The U.S. government should supplement this existing information by collecting new data. For example, to better understand the extent to which international tourists use outdoor amenities, the U.S. Department of Commerce should update its questionnaire for departing travelers to ask for more detailed information about the amount of time and money spent visiting national parks or other public lands. To better understand the value that outdoor recreation opportunities can bring to residents’ quality of life, census surveys should include questions on why Americans choose to live where they do and how Americans measure the benefits of nearby outdoor spaces. Federal natural resource agencies, for their part, should begin to collect better information on visitation to public lands and the types of activities that draw Americans outdoors.

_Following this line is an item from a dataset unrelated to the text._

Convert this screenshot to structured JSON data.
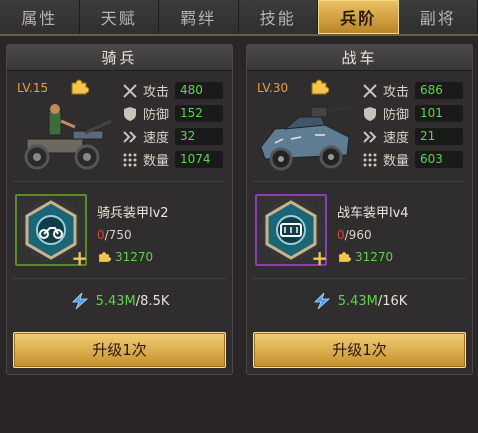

Having basic information about an economic sector—such as the number of people it employs and how much economic value it produces—is indispensable to the development of effective, economically efficient policies that promote and sustain economic growth and stability. “In a complex and wealthy country like the United States, providing information on the structure and interactions of the economy and the environment is an essential function of government,” wrote economist William D. Nordhaus in 1999, when he chaired a panel of distinguished economists tasked with making recommendations on how best to integrate national and environmental accounts. Imagine creating a national transportation policy without data on how Americans rely on transportation or instituting a national energy policy without data on the economic benefits and costs of various energy supplies. Policymakers at the federal, state, and local levels are making decisions that affect the landscapes and waters that underpin America’s vibrant outdoor economy without basic data on the sector’s economic contributions.
With the centennial of America’s National Park Service approaching in 2016, now is the moment for the Obama administration to address this lack of information. By recognizing outdoor recreation as a crucial economic sector—and measuring it as such—the administration can lay the groundwork for more economically efficient resource decisions; policies that encourage the growth of outdoor-related businesses; and ultimately, more, better, and higher-paying jobs.
Matt Lee-Ashley is a Senior Fellow and Director of the Public Lands Project at the Center for American Progress. Claire Moser is a Research and Advocacy Associate at the Center. Michael Madowitz is an Economist at the Center.
*Correction, January 23, 2015: This issue brief has been corrected to reflect that Louis W. Hill’s Great Northern Railway lobbied for the creation of Glacier National Park.